Мне почему-то обязательно захотелось узнать, красива ли она, будто это
имело хоть какое-то значение. Алина Дюран вышла в Мир, будучи уже в
преклонном возрасте, и шла тем же путем, что и я, - наука и врожденные
способности. Возможно, в молодости она и была красавицей, но мне решила
показаться на исходе трехмерной жизни - сухонькой птичкой с печальными
глазами ангела.
Четвертый из нас никогда не существовал в трехмерии как человек. В
наше пространство-время он выходил лишь однажды и был ужасом. Тем ужасом,
который охватил сотни тысяч людей, живших двенадцать тысяч лет назад,
когда огромные валы катастрофического цунами поднялись над берегами
Атлантиды и понеслись на ее столицу, сметая ажурные строения, пирамиды,
сады, храмы, фабрики, военные лагеря - в обломки, ошметки, кровь, смерть.
Четвертый из нас, не имевший никогда своего имени, был и в других
измерениях буен и несговорчив, и Аэций прямо посоветовал мне не
связываться с этим типом.
- Ты не в ладу с собой, - сказал Аэций. (Сказал? Это слово не имело
смысла. А какое? Пусть будет "сказал"). - Тебе не повезло. В своем
трехмерии ты существуешь сразу в нескольких телах. Какой ты на самом деле?
Кто?
Действительно, кто я? Я ненавидел себя за то, что погубил великую
нацию, которая без таких инородцев, как я, не наделала бы глупостей и бед,
не изводила бы себя в гражданской войне и за проволокой ГУЛАГа, не стала
бы апатичной нацией застоя. Но я ненавидел себя и за то, что не мог
понять: нет такой нации, которую можно свести в пути какими бы то ни было
кознями. Теперь-то я знал это: люди - единое существо, и лишь при
поверхностном - трехмерном - исследовании судьба народа в любое время
зависит от внешних обстоятельств. Народы, нации - многочисленные пальцы
одной руки, и рука эта пока напоминает руку сумасшедшего, пальцы ее
отбивают безумную дробь, не заботясь о ритме.

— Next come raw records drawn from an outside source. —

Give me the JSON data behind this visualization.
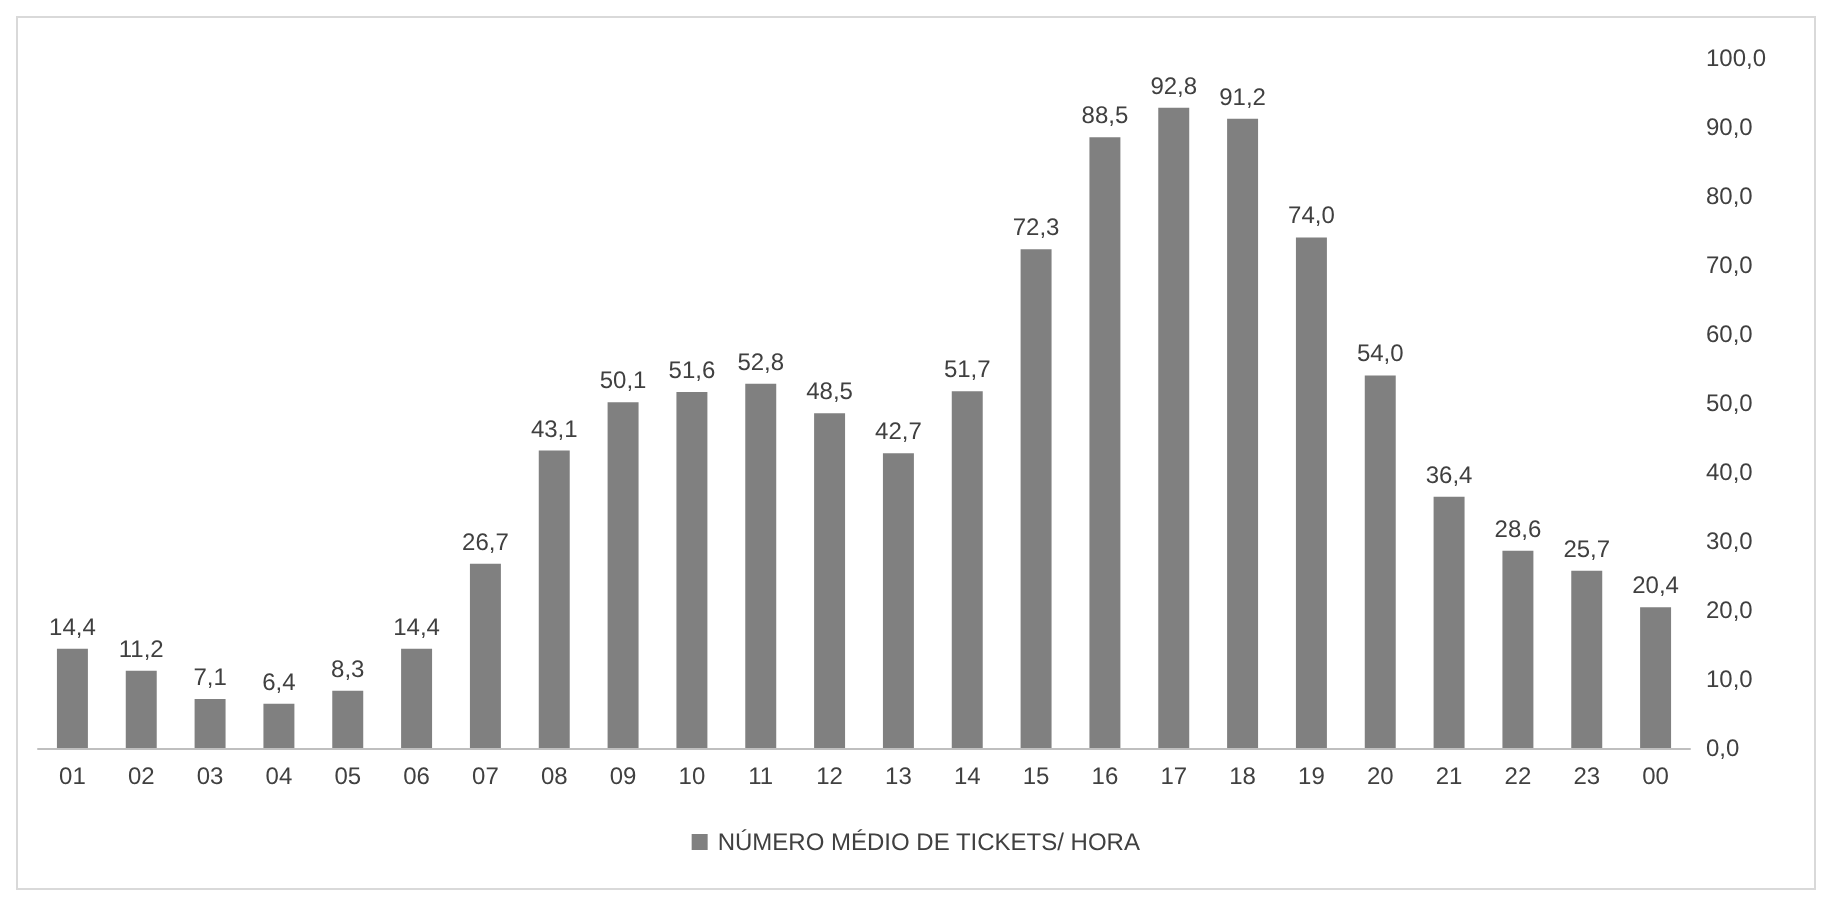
{
  "chart_data": {
    "type": "bar",
    "categories": [
      "01",
      "02",
      "03",
      "04",
      "05",
      "06",
      "07",
      "08",
      "09",
      "10",
      "11",
      "12",
      "13",
      "14",
      "15",
      "16",
      "17",
      "18",
      "19",
      "20",
      "21",
      "22",
      "23",
      "00"
    ],
    "series": [
      {
        "name": "NÚMERO MÉDIO DE TICKETS/ HORA",
        "color": "#808080",
        "values": [
          14.4,
          11.2,
          7.1,
          6.4,
          8.3,
          14.4,
          26.7,
          43.1,
          50.1,
          51.6,
          52.8,
          48.5,
          42.7,
          51.7,
          72.3,
          88.5,
          92.8,
          91.2,
          74.0,
          54.0,
          36.4,
          28.6,
          25.7,
          20.4
        ],
        "value_labels": [
          "14,4",
          "11,2",
          "7,1",
          "6,4",
          "8,3",
          "14,4",
          "26,7",
          "43,1",
          "50,1",
          "51,6",
          "52,8",
          "48,5",
          "42,7",
          "51,7",
          "72,3",
          "88,5",
          "92,8",
          "91,2",
          "74,0",
          "54,0",
          "36,4",
          "28,6",
          "25,7",
          "20,4"
        ]
      }
    ],
    "ylim": [
      0,
      100
    ],
    "yticks": [
      {
        "value": 0,
        "label": "0,0"
      },
      {
        "value": 10,
        "label": "10,0"
      },
      {
        "value": 20,
        "label": "20,0"
      },
      {
        "value": 30,
        "label": "30,0"
      },
      {
        "value": 40,
        "label": "40,0"
      },
      {
        "value": 50,
        "label": "50,0"
      },
      {
        "value": 60,
        "label": "60,0"
      },
      {
        "value": 70,
        "label": "70,0"
      },
      {
        "value": 80,
        "label": "80,0"
      },
      {
        "value": 90,
        "label": "90,0"
      },
      {
        "value": 100,
        "label": "100,0"
      }
    ],
    "grid": false,
    "legend": "bottom"
  }
}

Я ненавидел себя за то, что распял моего бога Христа, и ненавидел
себя за то, что искал врага вовне, а не в себе, ибо нет для человека,
народа, нации врага более страшного, чем он сам. Самая большая опасность -
не заметить опасности. Самый большой грех - не видеть собственного греха.
И самое большое счастье - знать себя не только героем, но и смердом,
гадом, рабом. Только сказав себе "Я раб", можно найти силы расправить
плечи и вырваться на свободу.
Два моих трехмерных тела - Лесницкий и Зайцев - все еще были
неподвижны, и то, что называют телепатией - выход на единое подсознание
человечества, - свяжет теперь их навсегда.
Я - человек. И смогу заняться тем, чем должен заниматься человек
разумный, осознавший, что он - часть Мира и что от его мыслей и действий
может измениться не только он сам, не только дом его, не только ближайшее
окружение, но вся Вселенная.
Я сместил себя во времени - на двести лет вперед, в измерение, где
был частью общей памяти человечества. И стал болью. Я не представлял, что
памяти может быть больно - так! Боль памяти о людях, погибших на всех
континентах Земли в один день и час, в один миг - из-за того, что предки
их совершили глупость. В двадцать первом веке ученые открыли многомерность
Мира и решили, что теперь могут обойти запрет теории относительности.
Полет к звездам сквозь иные измерения! Напролом! Как это обычно для людей
- если идти, то напролом. Они построили машины для перехода между
измерениями. Что ж, звезд они достигли. Но Мир един, и прорыв его сказался
лет через сто, когда возвратная волна - боль Мира - достигла Земли и
слизнула почти половину ее поверхности...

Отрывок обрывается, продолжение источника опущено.